Market Commentary - October 2021
Posted: 27th October 2021 | Share
By Sarah Ryman
Supply chain bottlenecks are slowing the global recovery as inflationary pressures mount
As we start to think about the festive season, the shortage of truck drivers and fuel at petrol stations poses a threat to the UK economy and suggests it may be even more pricey to keep homes toasty as the weather turns cooler. Is the Chancellor right to claim the country is entering “a new age of optimism”? The UK is not the only one facing these challenges, with Biden securing pledges from Walmart, UPS and FedEx to extend their working hours in a bid to ease supply chain problems in the US. European natural gas also shot to record highs whilst bond markets dropped, highlighting that investors are expecting energy shortages to cause wider economic damage. UK government bonds also traded at their highest price since 2019.
Meanwhile, inflationary pressures have not gone away and central banks are being watched keenly by investors.
The Bank of England reported this month that whilst companies overall have only increased borrowing moderately over the pandemic, small and medium sized businesses have been most severely impacted, noting a rise in debt of a quarter, particularly in sectors hardest hit by Covid. The IMF has meanwhile warned (in the latest of its twice-yearly reports) that the UK will suffer longer-lasting economic damage when compared to other G7 countries, as the deep scars left from the pandemic will take a long time to heal. Such news will likely put pressure on the Chancellor to address the challenge, and central banks to proactively tighten monetary policy if necessary – which has further supported Rishi Sunak’s plan to hold down public spending for fear of escalating rate rises. The Chancellor ensured he mentioned within this month’s budget statement that the UK’s economic growth for 2021 has been revised upwards from 4% to 6.5% alongside the Office for Budget Responsibility (OBR) forecast that unemployment will peak at 5.2%, which is lower than previous estimates.
UK inflation softened slightly with the annual rate dipping to 3.1% in September from 3.2% in August, according to data released this month, although the dip is likely temporary given rising food and fuel costs. Expectation remains for the annual rate to exceed 4% by the year’s end and stay above the target of 2% for most of 2022.
The 2021 Budget Statement has also confirmed that Sunak will raise the national living wage and end the public sector pay freeze, as he declares success at navigating the economy through the Covid-19 crisis. Fiscal discipline was the key messaging, with a carve out for spending on essential public services.
Recent figures have shown that inflation in the Eurozone has risen to 3.4% - the highest level for 13 years.
According to bank executives, lawyers and supervisors speaking to the Financial Times, the European Central Bank is becoming increasingly forceful in its demands that lenders move more resources to the continent to run their European businesses instead of the City of London.
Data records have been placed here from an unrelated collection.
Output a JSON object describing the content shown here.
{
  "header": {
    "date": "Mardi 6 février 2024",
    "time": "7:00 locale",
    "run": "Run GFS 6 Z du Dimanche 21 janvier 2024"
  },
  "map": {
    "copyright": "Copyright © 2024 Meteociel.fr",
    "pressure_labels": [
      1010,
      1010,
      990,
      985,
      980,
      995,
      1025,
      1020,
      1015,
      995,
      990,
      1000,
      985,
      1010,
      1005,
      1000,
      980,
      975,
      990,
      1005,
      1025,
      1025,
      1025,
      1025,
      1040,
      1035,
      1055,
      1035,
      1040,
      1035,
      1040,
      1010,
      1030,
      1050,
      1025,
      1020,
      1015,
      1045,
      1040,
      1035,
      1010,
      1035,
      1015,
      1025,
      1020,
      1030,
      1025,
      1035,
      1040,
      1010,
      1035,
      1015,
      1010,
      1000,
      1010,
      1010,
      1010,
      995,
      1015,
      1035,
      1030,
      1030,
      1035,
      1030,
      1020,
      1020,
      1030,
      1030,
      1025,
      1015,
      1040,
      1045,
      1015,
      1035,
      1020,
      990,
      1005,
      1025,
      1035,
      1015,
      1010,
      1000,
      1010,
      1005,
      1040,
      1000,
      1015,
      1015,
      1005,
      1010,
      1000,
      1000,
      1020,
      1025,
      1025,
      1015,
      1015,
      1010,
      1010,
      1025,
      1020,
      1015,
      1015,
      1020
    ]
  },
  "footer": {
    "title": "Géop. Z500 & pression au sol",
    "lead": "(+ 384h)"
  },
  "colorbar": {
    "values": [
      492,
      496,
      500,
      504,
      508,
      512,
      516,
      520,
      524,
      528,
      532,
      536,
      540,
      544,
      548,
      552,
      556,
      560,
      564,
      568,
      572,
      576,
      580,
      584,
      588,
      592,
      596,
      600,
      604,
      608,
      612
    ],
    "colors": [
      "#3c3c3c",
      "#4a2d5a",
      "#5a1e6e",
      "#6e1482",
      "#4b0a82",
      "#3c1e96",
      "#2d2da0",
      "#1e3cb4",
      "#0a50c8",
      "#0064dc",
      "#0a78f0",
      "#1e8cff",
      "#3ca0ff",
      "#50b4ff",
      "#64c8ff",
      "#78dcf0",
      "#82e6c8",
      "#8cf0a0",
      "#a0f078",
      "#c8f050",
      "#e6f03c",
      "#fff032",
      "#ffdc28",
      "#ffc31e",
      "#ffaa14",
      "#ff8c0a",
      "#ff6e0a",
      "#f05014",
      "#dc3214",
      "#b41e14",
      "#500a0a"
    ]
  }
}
The push is partly due to the pandemic-era reprieves for banks to move staff coming to an end.
The European Central bank meets today, and traders are anticipating announcements around the need to tighten monetary policy and taper the pandemic bond-buying programmes. Note that the US Fed and Bank of England meet next week.
The US Drug regulator has authorised booster jabs from Moderna and Johnson & Johnson and will support mixing and matching. Advisors have also recommended allowing children aged 5-11 to receive BioNTech or Pfizer’s vaccine.
Wall Street had an all-time high close this month thanks to strong corporate updates, particularly for energy companies. Tesla became the first carmaker to be valued at $1tn, and oil prices continued to rise. Inflation, meanwhile, is up at 5.4%.
Prices of oil continue to move beyond seven-year highs after Opec and allies decided not to increase production, despite the growing global energy crunch. The group compromised to stick with an earlier agreed plan to increase oil production by 400,000 barrels a day according to reports in the FT at the beginning of the month. European gas prices surged 18% over supply concerns for the continent.
In other news
New Zealand has raised interest rates for the first time in 7 years. The country has faced comparatively limited impact from coronavirus but the impact of rising property prices and inflation are being felt.
A shortage of aluminium is holding back the global car industry as China struggles to address a shortage of magnesium which is a key component in making the lightweight metal.
The meeting of minds at COP26 in Glasgow will request engagement and commitment from all to cut emissions more swiftly and act towards meeting “net zero” targets. The outcomes are likely to be centred around tighter regulation, incentives, transparency and encouragement of the need for change whilst also supporting emerging countries to leverage alternatives to coal-fuelled power stations.